Embora não haja indícios de envolvimento direto de Lupi no esquema, o governo já considera sua possível demissão como um gesto político necessário para conter o desgaste. Lula passou a tratar do assunto em conversas reservadas com ministros e integrantes da equipe que acompanha as investigações.
O escândalo, revelado no dia 23 de abril durante a Operação Sem Desconto, conduzida pela Polícia Federal e pela Controladoria-Geral da União, investiga a atuação de sindicatos e associações que firmaram Acordos de Cooperação Técnica (ACTs) com o INSS. Esses acordos permitiam descontos diretos nos benefícios de aposentados e pensionistas mediante autorização dos titulares.

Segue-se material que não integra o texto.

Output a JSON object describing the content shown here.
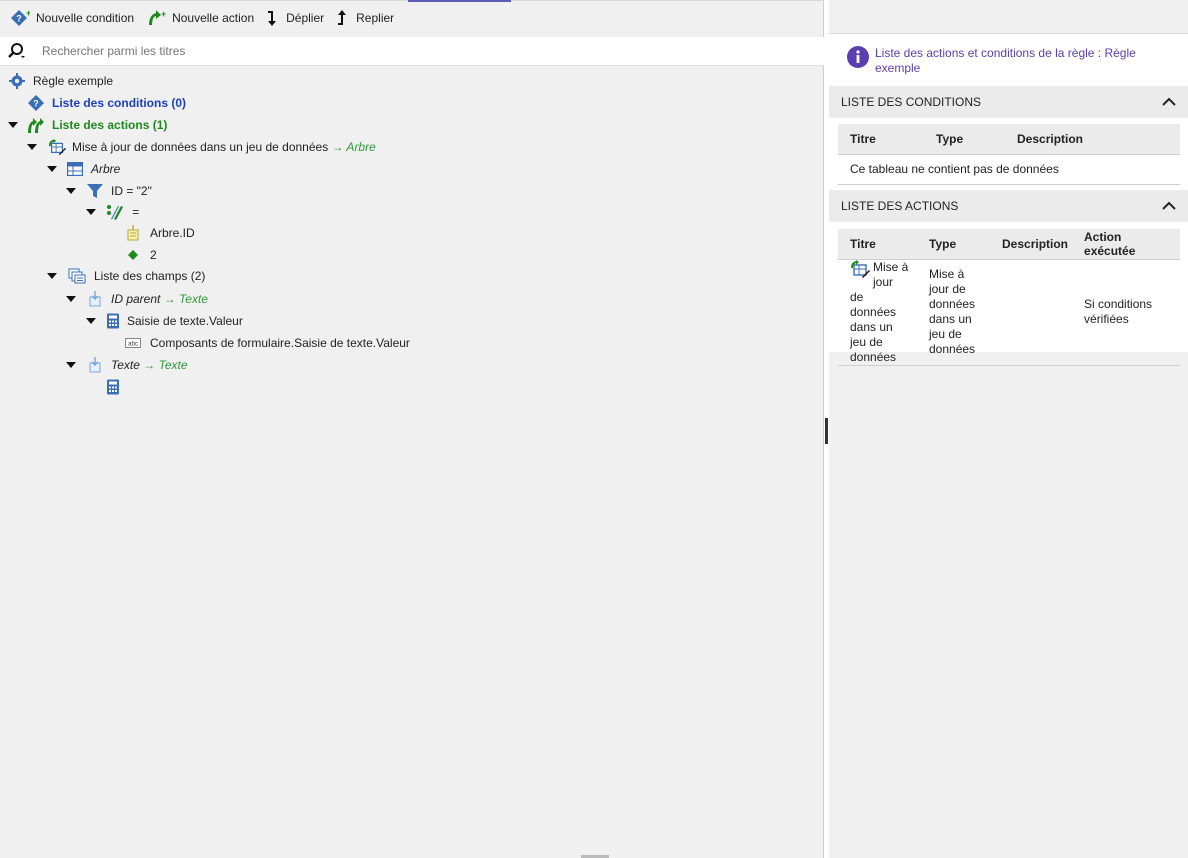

De acordo com os dados apurados até o momento, o valor total movimentado entre 2019 e 2024 chega a R$ 6,3 bilhões. Ainda está sendo calculado quanto deste montante foi desviado de maneira ilegal.
Nos bastidores do governo, a avaliação é de que a substituição de Carlos Lupi poderia ser estratégica para demonstrar que o Planalto está disposto a tomar medidas firmes diante de qualquer escândalo que afete os cofres públicos e o bem-estar dos beneficiários da Previdência.